Another Inconvenient Truth
January 4th, 2007by Jude T. Feld
Assorted friends and relatives shipped in to Lexington, Kentucky last week to honor the 50th anniversary of my birth. These visits required me to give several “dime tours” of the Bluegrass. Even though I have lived in Central Kentucky for almost six years, after 44 in L.A., I find myself an “accidental tourist” in my daily travels, still excited at the sight of deer grazing near the airport, cardinals in the trees, foxes in the fields, wild turkeys on the backroads, snow on the evergreens and blazing leaves in the fall.
Many of my peeps on the little tours commented on the new construction, the cleared land and the long lines at traffic signals.
“Yeah, it has turned into another Del Mar,” I said. “Every day more people show up. What was once a five minute drive from 18th Street to the Del Mar barn area is now half an hour from noon on and here, it can take 45 minutes to get from New Circle and Nicholasville Road to the Atomic Café, which was less than a 15 minute trip when I first moved here.”
About two years ago, I suggested to several of my stock-playing buddies that they invest in DuPont, because everywhere I went in Lexington, the word Tyvek appeared, plastered on the new construction dotting the landscape. More and more housing tracts sprouted up along with a plethora of mini-malls while many farms were purchased by developers and traffic got worse and worse.
Even old school Woodford County has allowed housing developments to begin construction which will make Versailles Road even more of a thoroughfare as thousands of new residents find ways on already overcrowded roads to annex the interstates.

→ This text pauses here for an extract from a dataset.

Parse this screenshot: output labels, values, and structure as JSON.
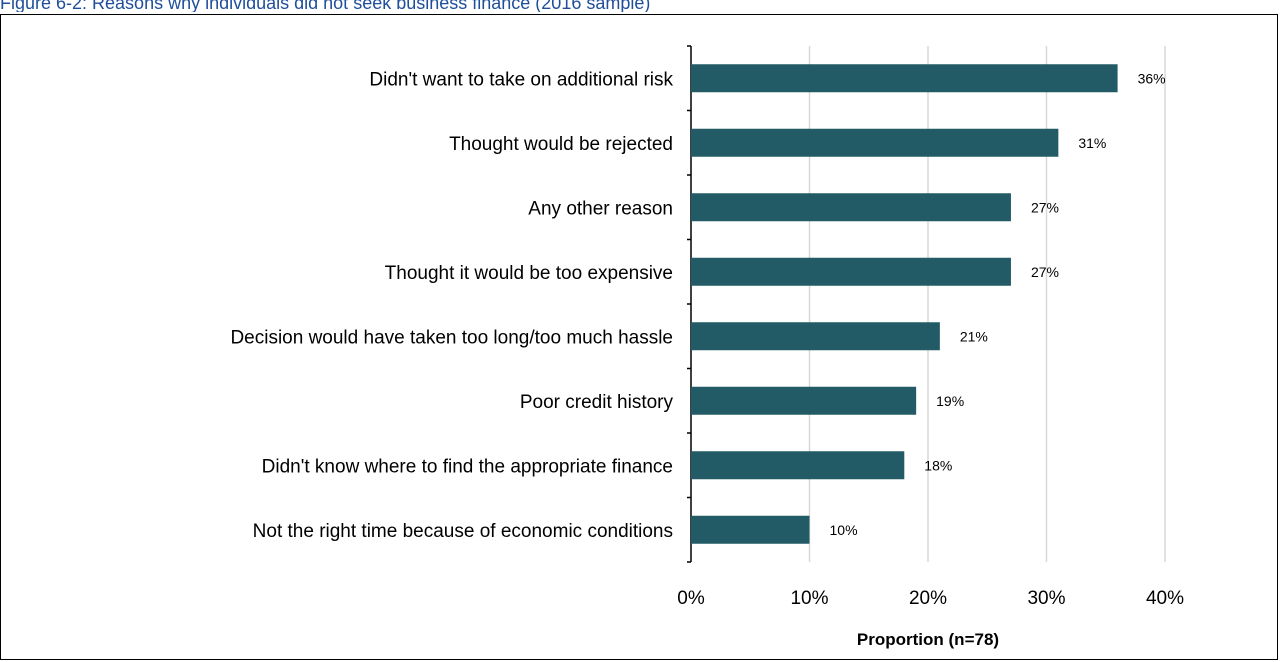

In his Academy Award-winning documentary, An Inconvenient Truth, former Vice-President Al Gore presents compelling evidence that global warming is real and it is getting worse. Polar bears are drowning because they have no ice to swim between, the Alps are losing snow exponentially, Icelandic glaciers are melting rapidly and African lakes are drying up daily. This is horrible on a global scale, but we have a similar problem right in our own backyard.
Lexington used to be “The Horse Capital of the World” but now it is the construction capital of our state.
It is appalling that Kentucky is selling its signature industry down the road to builders and developers in search of a quick buck. The wide open spaces are shrinking. The farms are disappearing and when they all go away, what will the Bluegrass have left? A bunch of cookie-cutter houses, some phony modern mansions and a few StarBucks. Eventually, the houses will be worthless and the StarBucks will close because all the great reasons to live in the Bluegrass will have disappeared.
Where will the horses go once the grass that has made them the most valuable animals in the world is covered in concrete patios and asphalt roads? Who will carry the torch for a new generation of Thoroughbred breeders or will Claiborne and Calumet and Darley and Shadwell be all that is left? How will Keeneland survive without a product to sell?
As the Vice president said, “We know what needs to be done. It is time to take action.”